Change of scenery as we check into a local B&B, Bushbaby Cottage.  A quaint cottage in the garden of its owners.  Greenery aplenty and the nightly presence of the bushbaby made for a pleasant stay.  We were self catering and we did have a problem with the water supply, but we got by, as we always do.  A big bed in a  family small bedroom, or maybe the bedroom was a good size but the bed dominated, anyway, we had a spare bedroom to lay out our clothes.  And we just relaxed and enjoyed our down time in comfort.

Next we’re off to play golf course number 66, Arusha Gymkhana, a short drive away.  A nine hole zig zaggy course which meandered its way around a water course, that came into play far too often for me!.  Lovely and green and set within trees, it was a bit tight in places and on hole 4 it criss crossed the water twice before you got to an elevate green set on high.  So high you couldn’t see from the fairway.  At stroke index 1,


its certainly a hole you need to play more than once, as unbeknown to us, there is a body of water at the top of the hill, directly in front of the green.  Pretty silly to me, but then I lost about 3 balls on that one hole, and I was feeling quite disillusioned at the course  by then.  But being a professional I had to put that aside to appreciate its actually, nice layout.  The enclaves of trees hugging onto the sides of ditches and despite the greens having been recently tined and top dressed, and therefore not looking their best, they played OK.  Hole nine is a weird one as its almost squeezed into the space to make a longer par 4 finishing hole than opting for a par 3 finish.  With a couple of longish par 5’s, maybe a finishing hole as a par 3 might have thrown it out of balance?  With Arusha Gymkhana being in the centre of town, and bearing in mind that space is always a premium, they have actually carved out a nice course, with 10 greens and 18 tees to mix it up a bit.

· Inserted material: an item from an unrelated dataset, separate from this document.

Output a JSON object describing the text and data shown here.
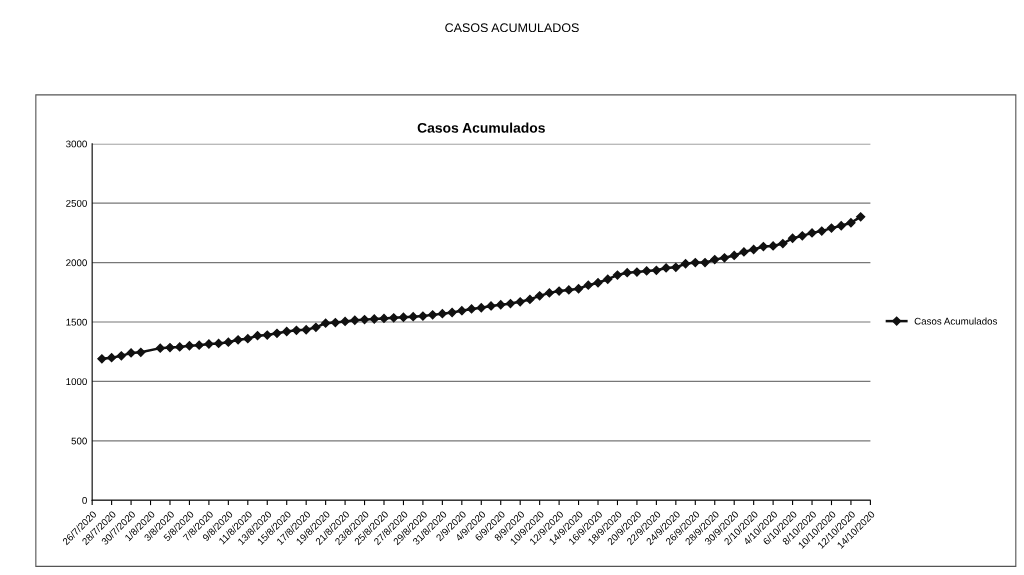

When we left Arusha we jump on a ferry across Lake Victoria to stay at Rocky Bay campsite.

With one more golf course to play in Tanzania, Lake Victoria Golf and Country Club.  We were told about this course, so wanted to visit, not only because it was located on a golf mine - honesty!

We arranged entrance into the mine and were escorted to the golf course to meet our playing partners.  It was clear from the very beginning that we were in for a bit of a laugh as these guys obviously work hard and also play hard.  Off we go in our six ball - yep a six ball, and every person contributed to the fun element whether good golfers or not, and thats what its all about.  The first thole is a ninety degree dog let right, and you can choose to take on the corner or not on this stroke index 11 hole.  Steve went over, I went round and we both ended up with a bogey.  Then the fun starts as hole two is over a dam.  I asked about the surface of the golf course as it seemed very hard to me with little green grass growing.  Amazingly they had carved a golf course out of the


laterite surface, so no wonder it was hard.  But actually it didn’t play too badly and as our exuberant six ball came to it zenith the final hole once again was one to watch as all I needed to do was play to my handicap.  Sadly my handicap eluded me and I blobbed the final hole whilst Steve played it like a dream and made a par.  Unfortunately this wasn’t enough as I did finally get one back with the final score now sitting at  Steve 34, Sarah 33.




We did a lot of exploring Tanzania as we drove around, but this article is just about golf we played. We did plan to go to the coast and add two more to our tally, but that wasn’t to be, so we only managed 4 courses, that said, they are 4 very different golf courses you could ever image, and for that, we loved it.